It seems like I’m always reading an article about a new study proclaiming that something “may” help prevent dementia. It’s hard to know how to take this news? Is this the slow march of science finally nearing useful results? Do the studies offer only false hope, placebos at best? I don’t have an answer but I thought I’d compile a list of all the dementia preventing “mays” that I’ve come across.
- Coffee – In a 21 year long study, Swedish and Danish researchers found that subjects who drank three to five cups of coffee daily were 65 percent less likely to develop dementia, compared with those who drank two cups or less.
- Tea – According to a study by the University of Singapore, individuals who drink two to three cups of black tea daily are half as likely to show early signs of dementia as those who rarely drink it.
- Vitamin D – Researchers in the United Kingdom found that the risk of cognitive impairment was 42 percent higher in individuals who were deficient in vitamin D, and 394 percent higher in those with severe vitamin D deficiency.
- Curry – Researchers at the University of California at Los Angeles believe that turmeric may play a role in slowing down the progression of the neurodegenerative disease.
- Newspapers – The Mayo Clinic has conducted research indicating that reading magazines and newspapers can help protect against failing memory in old age.
- Significant Other – Swedish research found that marriage or having a partner halved the risk of developing dementia.
- Sleeping Habits – Prolonged sleep duration may be associated with an increased risk of dementia.
- Discipline – Researchers at the Rush University Medical Center in Chicago may have discovered a connection between leading a conscientious life and reduced risks of Alzheimer’s disease.
- Juice – US researchers found the risk of developing Alzheimer’s disease was 76% lower for those who drank juice more than three times a week, compared with those who drank it less than once a week.
- Marijuana – Researchers at Madrid’s Complutense University and the Cajal Institute showed that a synthetic version of the active ingredient in Marijuana may reduce inflammation associated with Alzheimer’s and thus help to prevent mental decline.
- Statins – Scientists have found further evidence that taking commonly used cholesterol-lowering statins may protect against dementia and memory loss.
- Slimming Down – A US study of more than 700 adults showed that being overweight is associated with smaller brain volume, a factor linked with dementia.
- Hormone Replacement Treatment – A study by the Institute of Psychiatry at King’s College London found that Hormone replacement therapy (HRT) may protect post-menopausal women against memory loss and Alzheimer’s disease.
- Low Blood Pressure – Finnish Scientists have found that individuals with high blood pressure and raised cholesterol levels have a significantly higher risk of developing Alzheimer’s disease as they age.
- Avoiding Soy – A Loughborough University study has found that consuming high levels of some soy products, including tofu, may increase the risk of memory loss.
- Vitamin E – Japanese Scientists found that a daily vitamin E supplement protects the brain of mice preventing the onset of diseases such as Alzheimer’s.
- Nicotine – Researchers from the Scripps Research Institute in California, US believe that Nicotine may reduce Alzheimer’s symptoms.
- Big Head – An American Scientist has claimed that individuals with small heads have an increased risk of developing Alzheimer’s disease.
- Omega-3 Fatty Acids – UCLA researchers believe that Omega-3 Fatty Acids, such as those found in fish oils, may delay or prevent Alzheimer’s.
- Alcohol – According to a study by the University of Bari in Italy, individuals who drink alcohol moderately develop dementia at a slower rate than those who drink little.

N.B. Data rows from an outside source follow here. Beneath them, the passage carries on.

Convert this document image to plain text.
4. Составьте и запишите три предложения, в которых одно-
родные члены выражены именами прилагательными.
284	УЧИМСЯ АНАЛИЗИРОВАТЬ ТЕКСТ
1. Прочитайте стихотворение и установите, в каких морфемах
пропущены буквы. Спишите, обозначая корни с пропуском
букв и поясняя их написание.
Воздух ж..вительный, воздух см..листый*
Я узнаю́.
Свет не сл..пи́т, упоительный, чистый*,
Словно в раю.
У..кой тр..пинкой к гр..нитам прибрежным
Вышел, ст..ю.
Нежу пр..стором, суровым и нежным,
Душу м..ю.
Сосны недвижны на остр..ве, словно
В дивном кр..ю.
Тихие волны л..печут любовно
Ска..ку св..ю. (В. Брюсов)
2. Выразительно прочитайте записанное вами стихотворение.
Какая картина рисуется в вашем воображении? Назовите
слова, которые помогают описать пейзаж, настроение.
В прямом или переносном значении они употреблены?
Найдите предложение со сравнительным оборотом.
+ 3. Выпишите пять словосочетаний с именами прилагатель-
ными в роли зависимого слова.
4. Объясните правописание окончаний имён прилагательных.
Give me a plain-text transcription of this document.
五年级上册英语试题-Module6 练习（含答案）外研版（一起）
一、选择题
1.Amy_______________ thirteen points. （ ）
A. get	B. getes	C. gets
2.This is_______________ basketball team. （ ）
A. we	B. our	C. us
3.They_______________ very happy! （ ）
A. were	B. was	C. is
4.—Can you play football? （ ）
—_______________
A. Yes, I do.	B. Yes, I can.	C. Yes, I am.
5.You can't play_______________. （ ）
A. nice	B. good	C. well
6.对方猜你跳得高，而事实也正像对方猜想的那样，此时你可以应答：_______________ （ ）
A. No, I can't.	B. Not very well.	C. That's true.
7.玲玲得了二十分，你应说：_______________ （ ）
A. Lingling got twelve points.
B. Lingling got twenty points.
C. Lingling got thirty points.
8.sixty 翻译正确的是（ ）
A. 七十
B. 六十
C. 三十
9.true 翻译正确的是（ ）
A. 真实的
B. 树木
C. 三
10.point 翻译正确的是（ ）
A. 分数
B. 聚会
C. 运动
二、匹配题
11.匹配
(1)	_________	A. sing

The study also indicated that individuals who drink excessively develop dementia more quickly than moderate drinkers or teetotalers.
- Video Games – Studies of patients with Alzheimer’s, dementia or attention deficit disorder have found that those who play games have better speech and brain function.
- Exercise – A Massachusetts-based study found that people who performed moderate to heavy levels of physical activity had a 40 per cent lower risk of developing dementia.
- Walnuts – A study by the New York State Institute has found that mice who eat walnuts regularly were less likely to develop dementia.
- Sense of Fulfillment – In a study conducted by the Rush University Medical Center in Chicago, researchers found that participants with high scores on the life purpose test were 2.4 times less likely to develop Alzheimer’s compared with those who had the lowest scores. (Added July 13th)
All of that shared, keep in mind that there is no conclusive evidence that lifestyle changes will prevent dementia. If I missed a “may” please post it in the comments and I’ll add it to the list.
What do you think of all these “mays”? Are they all part of a larger tread? Do only a few of them have merit? Are all of them a waste of time and effort? Let us know what you think, you might help another reader make up their own mind.